An entire nation drowning in its own excreta is an unpleasant thought, but this is what is happening, at least according to Sunita Narain, Indian environmentalist and Director General of the Centre for Science and Environment, author of “Excreta Matters“, “India’s first and most comprehensive survey …on the state of its water and its management”, in a comment piece published on June 14 in Nature.

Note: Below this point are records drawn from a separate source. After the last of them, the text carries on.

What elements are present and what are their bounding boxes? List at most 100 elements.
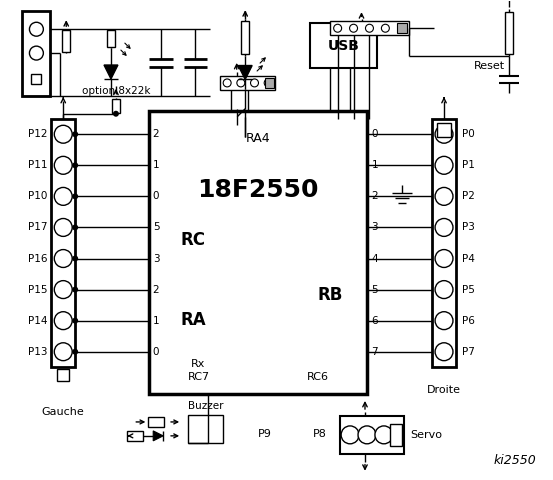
Text: 6: 6	[372, 316, 378, 325]
Circle shape	[349, 24, 358, 32]
Text: RC: RC	[181, 231, 206, 249]
Circle shape	[72, 349, 78, 355]
Text: ki2550: ki2550	[494, 454, 536, 467]
Circle shape	[54, 343, 72, 360]
Circle shape	[72, 255, 78, 262]
Text: Rx: Rx	[191, 359, 206, 369]
Circle shape	[54, 312, 72, 330]
Text: option 8x22k: option 8x22k	[82, 86, 150, 96]
Text: P6: P6	[462, 316, 475, 325]
Text: RA4: RA4	[246, 132, 270, 145]
Text: 3: 3	[372, 222, 378, 232]
Bar	[390, 424, 402, 446]
Text: P1: P1	[462, 160, 475, 170]
Text: 0: 0	[372, 129, 378, 139]
Text: P15: P15	[28, 285, 48, 295]
Circle shape	[435, 312, 453, 330]
Text: Buzzer: Buzzer	[187, 401, 223, 411]
Bar	[188, 415, 223, 443]
Text: 2: 2	[372, 192, 378, 202]
Bar	[432, 119, 456, 367]
Bar	[58, 369, 69, 381]
Text: P0: P0	[462, 129, 474, 139]
Circle shape	[435, 343, 453, 360]
Circle shape	[113, 111, 119, 117]
Polygon shape	[153, 431, 163, 441]
Bar	[437, 123, 451, 137]
Circle shape	[264, 79, 272, 87]
Bar	[62, 30, 70, 52]
Circle shape	[72, 131, 78, 137]
Text: P5: P5	[462, 285, 475, 295]
Text: RB: RB	[317, 286, 342, 304]
Text: RC7: RC7	[187, 372, 210, 382]
Circle shape	[435, 187, 453, 205]
Bar	[241, 21, 249, 54]
Text: P4: P4	[462, 253, 475, 264]
Bar	[148, 417, 164, 427]
Circle shape	[54, 125, 72, 143]
Circle shape	[72, 193, 78, 199]
Circle shape	[29, 22, 43, 36]
Circle shape	[54, 187, 72, 205]
Text: P10: P10	[28, 192, 48, 202]
Circle shape	[435, 281, 453, 299]
Bar	[149, 111, 368, 394]
Circle shape	[29, 46, 43, 60]
Bar	[330, 21, 409, 35]
Text: P2: P2	[462, 192, 475, 202]
Bar	[340, 416, 404, 454]
Text: 5: 5	[153, 222, 159, 232]
Text: P7: P7	[462, 347, 475, 357]
Circle shape	[72, 318, 78, 324]
Bar	[112, 98, 120, 113]
Text: Servo: Servo	[410, 430, 442, 440]
Text: 4: 4	[372, 253, 378, 264]
Bar	[23, 12, 50, 96]
Circle shape	[54, 281, 72, 299]
Circle shape	[358, 426, 376, 444]
Text: P17: P17	[28, 222, 48, 232]
Circle shape	[72, 162, 78, 168]
Circle shape	[54, 250, 72, 267]
Text: 1: 1	[153, 316, 159, 325]
Circle shape	[341, 426, 359, 444]
Text: Droite: Droite	[427, 385, 461, 395]
Circle shape	[72, 225, 78, 230]
Bar	[397, 23, 407, 33]
Circle shape	[237, 79, 245, 87]
Circle shape	[435, 218, 453, 236]
Polygon shape	[104, 65, 118, 79]
Text: P11: P11	[28, 160, 48, 170]
Bar	[220, 76, 275, 90]
Polygon shape	[238, 65, 252, 79]
Circle shape	[54, 218, 72, 236]
Bar	[265, 78, 274, 88]
Text: P9: P9	[258, 429, 272, 439]
Text: 3: 3	[153, 253, 159, 264]
Circle shape	[435, 156, 453, 174]
Bar	[310, 23, 377, 68]
Text: Reset: Reset	[473, 61, 505, 71]
Circle shape	[435, 125, 453, 143]
Bar	[505, 12, 513, 54]
Text: 0: 0	[153, 347, 159, 357]
Text: 0: 0	[153, 192, 159, 202]
Text: P13: P13	[28, 347, 48, 357]
Text: 5: 5	[372, 285, 378, 295]
Circle shape	[382, 24, 389, 32]
Text: P12: P12	[28, 129, 48, 139]
Circle shape	[72, 287, 78, 293]
Circle shape	[54, 156, 72, 174]
Text: RC6: RC6	[307, 372, 329, 382]
Bar	[32, 74, 41, 84]
Text: 7: 7	[372, 347, 378, 357]
Text: P14: P14	[28, 316, 48, 325]
Bar	[107, 30, 115, 47]
Text: P8: P8	[313, 429, 327, 439]
Bar	[127, 431, 143, 441]
Text: 1: 1	[372, 160, 378, 170]
Circle shape	[375, 426, 393, 444]
Text: 18F2550: 18F2550	[197, 178, 319, 202]
Circle shape	[366, 24, 373, 32]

Open defecation is practiced by more than 600 million Indians, according to the World Health Organization. The WHO calls open defecation the riskiest sanitation practice of all due to the ease of disease spread. More often than not, water is contaminated by the same people who drink it. Open defecation is rampant in slums and rural areas because alternatives simply don’t exist as pit toilets and flush or pour toilets are found primarily in urban areas. In the slums and rural areas, there might be public toilet areas, however, due to long lines and privacy concerns, many residents still wait until nightfall to go –increasing the risk of related violence, especially against women and girls. Open defecation and ill-maintained sewage and septic systems leak pathogen-laden contaminates into surrounding rivers and lakes, leading to disease outbreaks of waterborne pathogens and contributing to early mortality and is a major contributor to malnutrition due to chronic diarrhea and possibly improper absorption of nutrients due to an imbalance of intestinal microflora from consuming pathogen-laden water and food in a condition/syndrome called “environmental enteropathy“. Infants and children under five years old are particularly susceptible to diarrheal diseases.